According to a new report, the NDP government got a failing grade for old-growth forest protection, A New Future for Old Forests.
In response to growing public concern about the scarcity of old-growth remaining, the BC government commissioned the study from veteran foresters Al Gorley and Garry Merkel. Their submission last fall called for an end to logging high-value ancient trees and funding to help forest-dependent communities transition their economies.
Despite these recommendations, the recent BC budget lacked any additional funds for economic diversification.
Although his talking points acknowledge the old-growth crisis, Premier Horgan’s government has not taken any concrete steps to bring forest management in BC out of the dark ages and into the 21st century.
And in the meantime, the clock is ticking, and it’s business-as-usual in the woods as logging companies continue to high-grade the last of Vancouver Island’s unprotected old growth.
BC has reached the 11th hour in terms of preserving what remains of some of BC’s most productive old forests (considered trees that reach heights of 20 metres or more in 50 years that are some of the most richly biodiverse ecosystems in Canada.)
According to research by Nelson-based ecologist Rachel Holt, just 3 percent of all the old-growth habitat in BC is suitable for growing the biggest trees. And of that relatively small land base, 97 % has already been logged.
That’s why Gorley and Merkel have given Horgan’s government until 2023 to implement all 14 recommendations in their report. This is a golden opportunity for change that has broad support from scientists, the public and many community leaders.
And it’s more than a demand for urgent action to suspend logging in BC’s most at-risk ancient forests. Gorley and Merkel’s report goes much deeper and calls for a “paradigm shift” away from forest management geared toward high volume industrial tree-farming and log exports to an approach that puts biodiversity and resiliency at its heart.

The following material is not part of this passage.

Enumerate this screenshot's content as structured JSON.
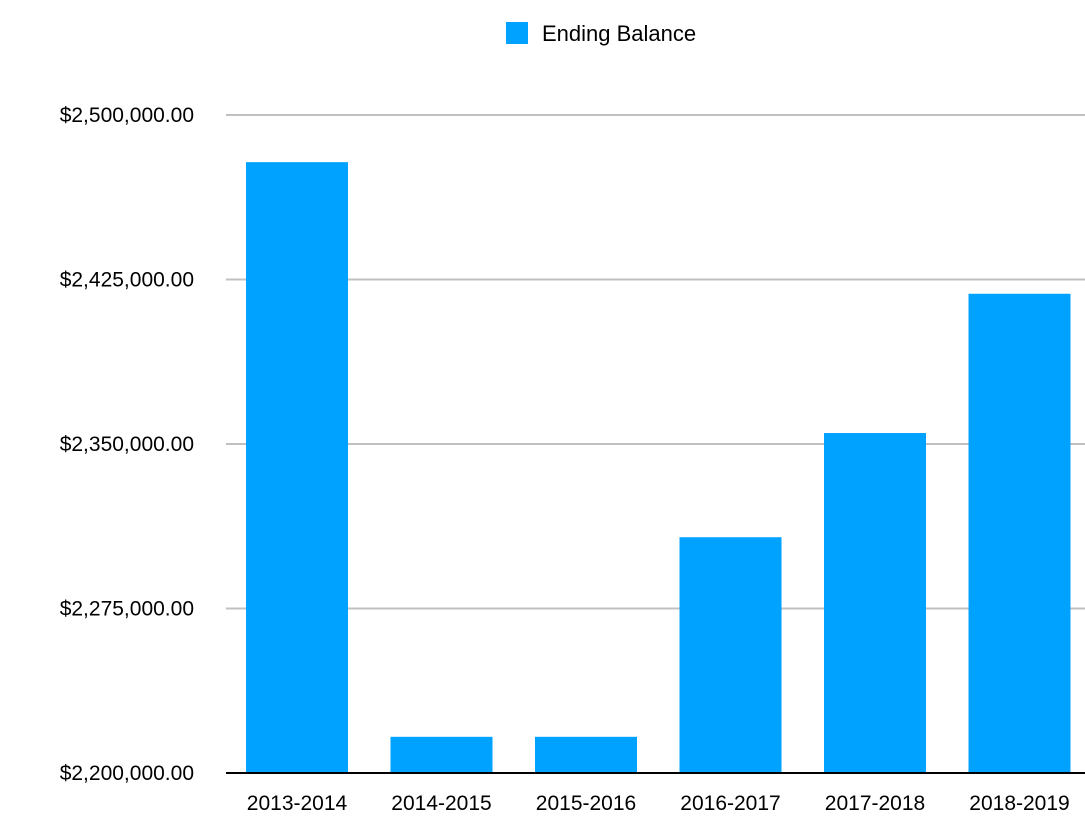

This shift will mean a reduction in logging in some parts of the province. It requires strong government leadership to help communities through this transition. But in the long term, it promises to put forestry on a more sustainable footing with increased local manufacturing and benefits flowing back to communities.
But both Horgan’s government and logging companies are resisting change, not leading. Delaying change will result in more of BC’s rare old forests getting liquidated.
There may be a few short-term jobs and company profits in ignoring the old-growth crisis, but it will leave forest-dependent towns high and dry in the long run.
Change needs to happen fast, so it’s up to us. The future of our communities, our forests, and our jobs are too important to leave up to politicians and logging companies.